[Date Prev][Date Next][Thread Prev][Thread Next][Date Index][Thread Index]

[Condor-users] Schedd and startd die immediatly on Windows XP



Hi,

I am a new User, and am presently testing Condor 7.0.0 on some Windows XP SP2 machines.

One machine is a stand-alone pool, and works fine.
Another is Central Manager (+ Submit + Execute machine) for a second pool and works fine too (at least all five daemons are running, tests didn't go further on that pool).

On a third machine however, which is configured as Submit + Execute machine on the second pool, when the condor service is started, the schedd and startd daemons die just after starting, and the master daemon consumes lot of CPU (up to 99%) The logs (below) show a select error (WSAENOTSOCK), indicating a non-socket object in one of the descriptor sets submitted to select()...

I found a thread in the ML archives whith a similar error, in May 2007:

https://lists.cs.wisc.edu/archive/condor-users/2007-May/msg00110.shtml

but I didn't found the outcome of the issue...

I checked this four items:

a) what is NETWORK_INTERFACE defined to be in condor config? (if anything). Is it for an interface that does not exist?

NETWORK_INTERFACE = 192.168.0.28
(this is the IP address of my real interface, throw which other machines in the pool are to be reached)
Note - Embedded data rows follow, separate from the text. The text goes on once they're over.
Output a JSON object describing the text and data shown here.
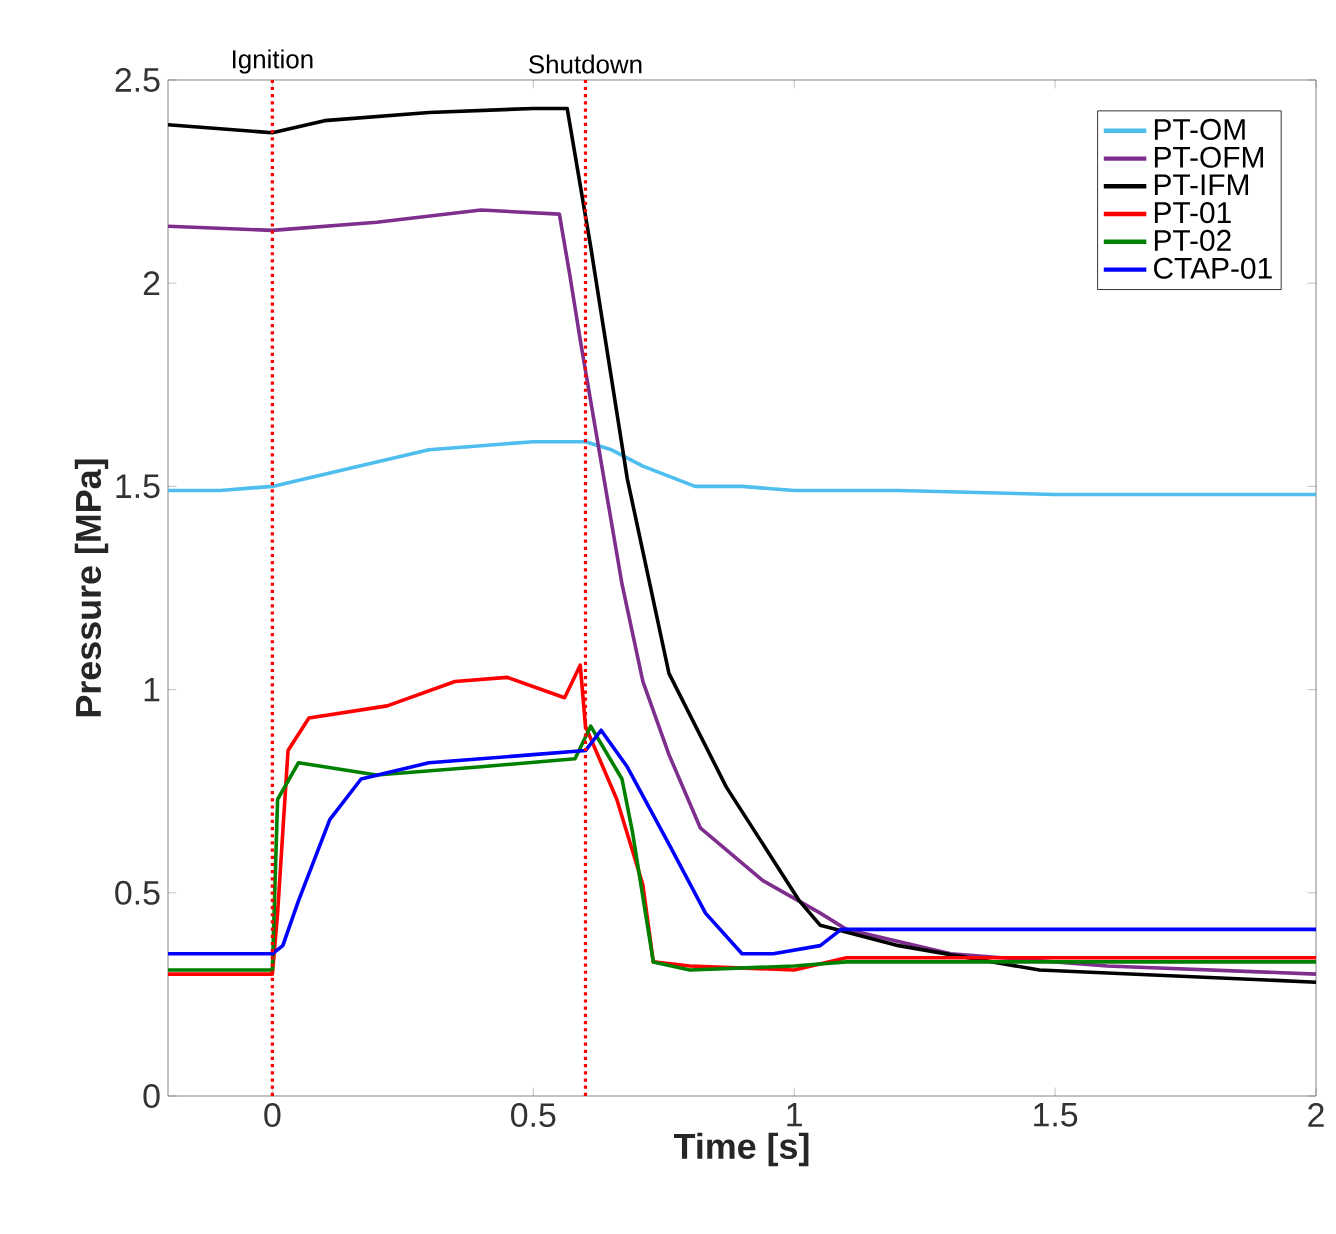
{
  "chart_data": {
    "type": "line",
    "xlabel": "Time [s]",
    "ylabel": "Pressure [MPa]",
    "xlim": [
      -0.2,
      2
    ],
    "ylim": [
      0,
      2.5
    ],
    "xticks": [
      0,
      0.5,
      1,
      1.5,
      2
    ],
    "yticks": [
      0,
      0.5,
      1,
      1.5,
      2,
      2.5
    ],
    "legend": "top right",
    "line_style": "solid",
    "ref_lines": [
      {
        "axis": "x",
        "value": 0,
        "label": "Ignition",
        "color": "#ff0000",
        "line_style": "dotted"
      },
      {
        "axis": "x",
        "value": 0.6,
        "label": "Shutdown",
        "color": "#ff0000",
        "line_style": "dotted"
      }
    ],
    "series": [
      {
        "name": "PT-OM",
        "color": "#4dbeee",
        "x": [
          -0.2,
          -0.1,
          0,
          0.1,
          0.2,
          0.3,
          0.4,
          0.5,
          0.6,
          0.65,
          0.71,
          0.81,
          0.9,
          1.0,
          1.2,
          1.5,
          2.0
        ],
        "values": [
          1.49,
          1.49,
          1.5,
          1.53,
          1.56,
          1.59,
          1.6,
          1.61,
          1.61,
          1.59,
          1.55,
          1.5,
          1.5,
          1.49,
          1.49,
          1.48,
          1.48
        ]
      },
      {
        "name": "PT-OFM",
        "color": "#7e2f8e",
        "x": [
          -0.2,
          0,
          0.2,
          0.4,
          0.55,
          0.57,
          0.59,
          0.61,
          0.67,
          0.71,
          0.76,
          0.82,
          0.94,
          1.05,
          1.1,
          1.3,
          1.6,
          2.0
        ],
        "values": [
          2.14,
          2.13,
          2.15,
          2.18,
          2.17,
          2.02,
          1.86,
          1.71,
          1.26,
          1.02,
          0.84,
          0.66,
          0.53,
          0.45,
          0.41,
          0.35,
          0.32,
          0.3
        ]
      },
      {
        "name": "PT-IFM",
        "color": "#000000",
        "x": [
          -0.2,
          0,
          0.1,
          0.3,
          0.5,
          0.565,
          0.61,
          0.68,
          0.76,
          0.87,
          1.01,
          1.05,
          1.2,
          1.47,
          2.0
        ],
        "values": [
          2.39,
          2.37,
          2.4,
          2.42,
          2.43,
          2.43,
          2.09,
          1.52,
          1.04,
          0.76,
          0.48,
          0.42,
          0.37,
          0.31,
          0.28
        ]
      },
      {
        "name": "PT-01",
        "color": "#ff0000",
        "x": [
          -0.2,
          0,
          0.01,
          0.03,
          0.07,
          0.22,
          0.35,
          0.45,
          0.56,
          0.59,
          0.6,
          0.66,
          0.71,
          0.73,
          0.8,
          1.0,
          1.1,
          1.5,
          2.0
        ],
        "values": [
          0.3,
          0.3,
          0.45,
          0.85,
          0.93,
          0.96,
          1.02,
          1.03,
          0.98,
          1.06,
          0.91,
          0.73,
          0.52,
          0.33,
          0.32,
          0.31,
          0.34,
          0.34,
          0.34
        ]
      },
      {
        "name": "PT-02",
        "color": "#008000",
        "x": [
          -0.2,
          0,
          0.01,
          0.05,
          0.2,
          0.4,
          0.58,
          0.61,
          0.67,
          0.69,
          0.73,
          0.8,
          1.0,
          1.1,
          2.0
        ],
        "values": [
          0.31,
          0.31,
          0.73,
          0.82,
          0.79,
          0.81,
          0.83,
          0.91,
          0.78,
          0.65,
          0.33,
          0.31,
          0.32,
          0.33,
          0.33
        ]
      },
      {
        "name": "CTAP-01",
        "color": "#0000ff",
        "x": [
          -0.2,
          0,
          0.02,
          0.05,
          0.11,
          0.17,
          0.3,
          0.5,
          0.6,
          0.63,
          0.68,
          0.76,
          0.83,
          0.9,
          0.96,
          1.05,
          1.09,
          1.5,
          2.0
        ],
        "values": [
          0.35,
          0.35,
          0.37,
          0.48,
          0.68,
          0.78,
          0.82,
          0.84,
          0.85,
          0.9,
          0.81,
          0.62,
          0.45,
          0.35,
          0.35,
          0.37,
          0.41,
          0.41,
          0.41
        ]
      }
    ]
  }
}
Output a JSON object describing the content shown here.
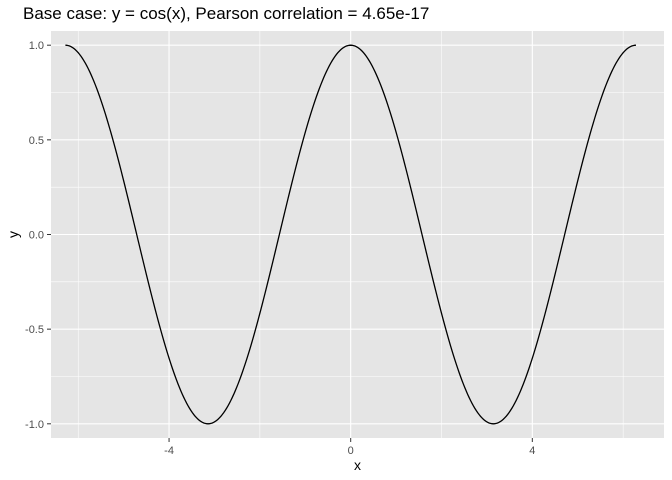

b) is there some specific winsock library installed other than what came from Microsoft? perhaps some third party security or firewall vendor replaced your winsock library? Condor relies on the ability to pass an open network socket from a parent process to a child process. From the logs below it looks like this parent-child socket inheritance failed. Some winsock replacements have been known to break this. Compare your winsock DLLs to a fresh install of windows. My guess is they are different. If so, try replacing the winsock DLLs with the original ones from Microsoft - this will likely fix Condor, but may break whatever security software felt the need to replace thesr system DLLs (with non-conforming buggy ones).

I have C:\WINDOWS\system32\winsock.dll,
advertised as Windows Socket 16 Bit (sic!) DLL, version 3.10.0.103, 2004-08-05, Copyright Microsoft Corp...

c) did you install Condor with the included installer? were you logged in as Administrator when you installed it? is the Condor service configured to run as LocalSystem?

Yes to three questions

d) what, if any, firewall rules do you have on your machine?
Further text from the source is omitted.